Study design and population
We examined the number of death by suicide and suicide attempts in metropolitan France for the last 10 years (2009-2018) in French national databases provided by Santé Publique France. As the national public health agency, Santé Publique France has full legal access to national health databases (7).
More specifically, the data on deaths by suicide and suicide attempts were provided on a daily basis, from two databases:
- A database for suicide attempts, with data from January 1, 2009, to December 31, 2018, grouped by department (French local administrative division). These data corresponded to all medical visits (consultations, hospitalizations, emergencies) for suicide attempts over the period of the study. These data were collected from the database using PMSI-MCO (Programme de Médicalisation du Système d’Information – Médecine Chirurgie Obstétrique) coding and correspond to ICD-10 codes X60 to X84 (detailed below).
- Deaths by suicide were extracted from the death certificates database (CepiDc-Inserm, medical research institute in France). These were daily data, by departments, over a period from January 1, 2009, to December 31, 2015. Data after this date were not available at the time of the extraction for analysis.
For both databases (suicide attempts and deaths by suicide), Santé publique France also provided information concerning age (5-year age groups), gender, and the method used for suicide in 10 categories: drug self-intoxication (X60, X61, X62, X63, X64), intoxication by other products (alcohol, solvents, gas, pesticides, chemicals) (X65, X66, X67, X68, X69), self-inflicted injury by exposure to smoke, flames and gas (X75, X76, X77), self-inflicted injury by sharp object (X78, X79), self-inflicted injury by hanging, strangulation, suffocation (X70), self-inflicted injury by jumping (X80), self-inflicted injury by firearm (X72, X73, X74), self-inflicted injury by drowning or submersion (X71), self-inflicted injury by intentional collision (X81, X82), self-inflicted injury by unspecified means (X83, X84).

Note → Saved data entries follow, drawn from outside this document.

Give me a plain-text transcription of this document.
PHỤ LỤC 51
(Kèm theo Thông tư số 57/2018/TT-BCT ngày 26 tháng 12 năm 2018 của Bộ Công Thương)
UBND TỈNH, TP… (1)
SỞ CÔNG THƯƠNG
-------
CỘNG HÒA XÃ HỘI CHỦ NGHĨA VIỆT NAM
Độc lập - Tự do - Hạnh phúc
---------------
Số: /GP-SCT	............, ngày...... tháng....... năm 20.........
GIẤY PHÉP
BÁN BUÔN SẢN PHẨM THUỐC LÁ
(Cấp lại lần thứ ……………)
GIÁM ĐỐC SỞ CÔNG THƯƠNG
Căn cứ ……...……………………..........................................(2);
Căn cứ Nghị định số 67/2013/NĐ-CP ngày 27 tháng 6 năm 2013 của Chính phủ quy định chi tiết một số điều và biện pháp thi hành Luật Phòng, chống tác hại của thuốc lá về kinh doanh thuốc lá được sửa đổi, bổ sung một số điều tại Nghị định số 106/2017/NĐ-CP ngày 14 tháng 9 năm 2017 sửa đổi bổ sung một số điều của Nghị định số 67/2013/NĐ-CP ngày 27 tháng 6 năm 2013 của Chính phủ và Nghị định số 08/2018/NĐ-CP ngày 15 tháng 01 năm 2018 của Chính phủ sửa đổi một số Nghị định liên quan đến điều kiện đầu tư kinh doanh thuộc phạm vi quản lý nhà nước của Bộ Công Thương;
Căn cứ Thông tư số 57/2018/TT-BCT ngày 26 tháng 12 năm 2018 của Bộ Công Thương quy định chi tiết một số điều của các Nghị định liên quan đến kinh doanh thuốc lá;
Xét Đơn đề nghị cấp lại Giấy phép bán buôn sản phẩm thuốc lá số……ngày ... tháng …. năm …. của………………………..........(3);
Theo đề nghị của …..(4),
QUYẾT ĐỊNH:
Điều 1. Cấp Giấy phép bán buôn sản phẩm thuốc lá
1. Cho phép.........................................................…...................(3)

These data were merged with a third database from PMSI-MCO 2009-2018 providing the psychiatric disorders that had been identified at the time suicide attempts. These psychiatric diagnoses were coded according to ICD-10 criteria, and correspond to the following diagnoses : organic, including symptomatic, mental disorders (F00, F01, F02, F03, F04, F05, F06, F07, F09), mental and behavioral disorders due to psychoactive substance use (F10, F11, F12, F13, F14 ,F15, F16, F17, F18, F19), psychotic disorders (F20 (schizophrenia), F21, F22, F23, F24, F25, F28, F29), bipolar disorders (F30, F31), depressive disorders (F32, F33, F34, F38, F39), neurotic, stress-related and somatoform disorders (F40, F41, F42, F43, F44, F45, F48), eating disorders (F50) and disorders of adult personality and behavior (F60, F61, F62, F63, F64, F65, F66, F68, F69). In France, the CepiDC death certificate database is not sufficiently informative about comorbid psychiatric disorders at the moment of the death, and psychological autopsies are rare and only performed on request. Therefore, the associations with psychiatric comorbidities will only be studied in this work with suicide attempts, which are coded by psychiatrists .
We calculated a rate of suicide and suicide attempts per department and year, using the number of inhabitants per department and year provided on a database available on the INSEE website (https://www.insee.fr ; National institute for statistics and economic studies).
Daily data were grouped by week or month. Suicide rates were calculated by department per 100,000 inhabitants, per day, week and month. We made a statistical description of the different variables. We statistically examined the seasonal effect of deaths by suicide and suicide attempts by using the cosinor model, which captures a seasonal pattern using a sinusoidal wave (analysis made with the “Season” R package, made by Barnett & Dobson).
Analyses were carried out using R Studio software, version 1.1.463.